Sie sind die TALIN-Jäger – und suchen eine Superintelligenz

 

Uwe Anton

 

 

 

Pabel-Moewig Verlag GmbH, Rastatt

Im Mai 1513 Neuer Galaktischer Zeitrechnung bricht Perry Rhodan zu einer diplomatischen Mission auf: Mithilfe der exotischen Technik des Polyport-Systems reist er in die ferne Galaxis Anthuresta. Dort will er die Nachkommen jener Menschen besuchen, die einst in das Stardust-System ausgewandert sind.

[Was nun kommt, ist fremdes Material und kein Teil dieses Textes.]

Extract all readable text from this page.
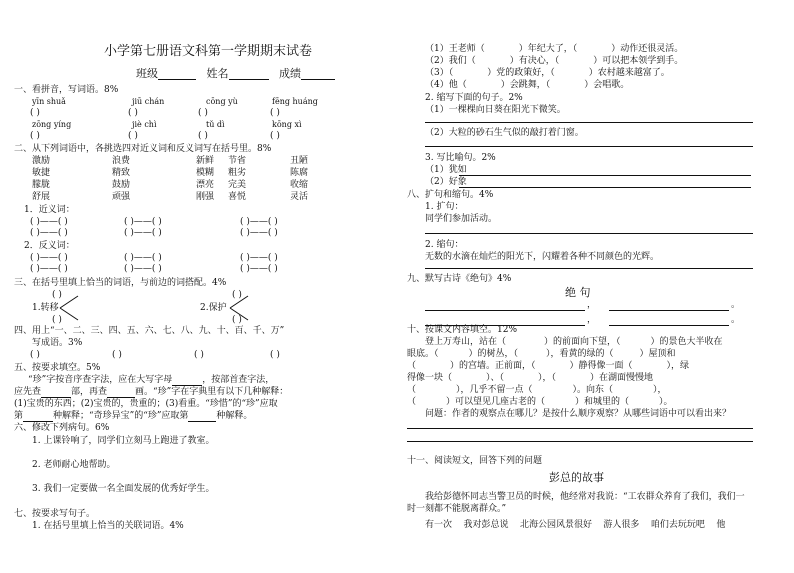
小学第七册语文科第一学期期末试卷
班级	姓名	成绩
一、看拼音，写词语。8%
yīn shuǎ	jiū chán	cōng yù	fēng huáng
( )	( )	( )	( )
zōng yíng	jiè chì	tǔ dì	kōng xì
( )	( )	( )	( )
二、从下列词语中，各挑选四对近义词和反义词写在括号里。8%
激励	浪费	新鲜 节省	丑陋
敏捷	精致	模糊 粗劣	陈腐
朦胧	鼓励	漂亮 完美	收缩
舒展	顽强	刚强 喜悦	灵活
1．近义词：
( )——( )	( )——( )	( )——( )
( )——( )	( )——( )	( )——( )
2．反义词：
( )——( )	( )——( )	( )——( )
( )——( )	( )——( )	( )——( )
三、在括号里填上恰当的词语，与前边的词搭配。4%
( )	( )
1.转移	2.保护
( )	( )
四、用上“一、二、三、四、五、六、七、八、九、十、百、千、万”
写成语。3%
( )	( )	( )	( )
五、按要求填空。5%
“珍”字按音序查字法，应在大写字母	，按部首查字法，
应先查	部，再查	画。“珍”字在字典里有以下几种解释：
(1)宝贵的东西；(2)宝贵的，贵重的；(3)看重。“珍惜”的“珍”应取
第	种解释；“奇珍异宝”的“珍”应取第	种解释。
六、修改下列病句。6%
1. 上课铃响了，同学们立刻马上跑进了教室。
2. 老师耐心地帮助。
3. 我们一定要做一名全面发展的优秀好学生。
七、按要求写句子。
1. 在括号里填上恰当的关联词语。4%
（1）王老师（	）年纪大了，（	）动作还很灵活。
（2）我们（	）有决心，（	）可以把本领学到手。
（3）（	）党的政策好，（	）农村越来越富了。
（4）他（	）会跳舞，（	）会唱歌。
2. 缩写下面的句子。2%
（1）一棵棵向日葵在阳光下微笑。
（2）大粒的砂石生气似的敲打着门窗。
3. 写比喻句。2%
（1）犹如
（2）好象
八、扩句和缩句。4%
1. 扩句：
同学们参加活动。
2. 缩句：
无数的水滴在灿烂的阳光下，闪耀着各种不同颜色的光辉。
九、默写古诗《绝句》4%
绝 句
，	。
，	。
十、按课文内容填空。12%
登上万寿山，站在（	）的前面向下望，（	）的景色大半收在
眼底。（	）的树丛，（	），看黄的绿的（	）屋顶和
（	）的宫墙。正前面，（	）静得像一面（	），绿
得像一块（	）、（	），（	）在湖面慢慢地
（	），几乎不留一点（	）。向东（	），
（	）可以望见几座古老的（	）和城里的（	）。
问题：作者的观察点在哪儿？是按什么顺序观察？从哪些词语中可以看出来？
十一、阅读短文，回答下列的问题
彭总的故事
我给彭德怀同志当警卫员的时候，他经常对我说：“工农群众养育了我们，我们一
时一刻都不能脱离群众。”
有一次 我对彭总说 北海公园风景很好 游人很多 咱们去玩玩吧 他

Die Stardust-Terraner, wie sich die Menschen in Anthuresta nennen, haben bereits ein kleines Sternenreich aufgebaut. Ihre Raumschiffe erforschen die nähere Umgebung, ihre Abgesandten treten in Kontakt zu außerirdischen Völkern. In schier unglaublicher Ferne entwickelt sich eine neue Menschheit mit eigenen Visionen und Träumen.

Doch was wie eine Routinemission begonnen hat, wird rasch zu einem gefährlichen Trip. Perry Rhodan trifft auf einen Netzweber, er erfährt mehr über die gesellschaftlichen Entwicklungen der vergangenen Jahre, und er muss feststellen, dass eine Gefahr aus der Vergangenheit erwacht. Der Terraner aus der »alten Heimat« wird Zeuge, wie eine Bedrohung entsteht und wächst.

Nur Perry Rhodan und eine Handvoll von Helfern steht gegen die Gefahr – er kämpft für DIE NEUE MENSCHHEIT ...

Die Hauptpersonen des Romans

 

 

Perry Rhodan – Der Polyport-Präfekt besucht die neue Menschheit.

Tetsuro Corris – Der Administrator der Stardust-Union lädt zur großen Feier.

Eritrea Kush – Die Admiralin der Stardust-Union freut sich über den Besuch aus der Ferne.

James Birungi – Der TALIN-Jäger baut eine harte Landung und wird ausgewählt.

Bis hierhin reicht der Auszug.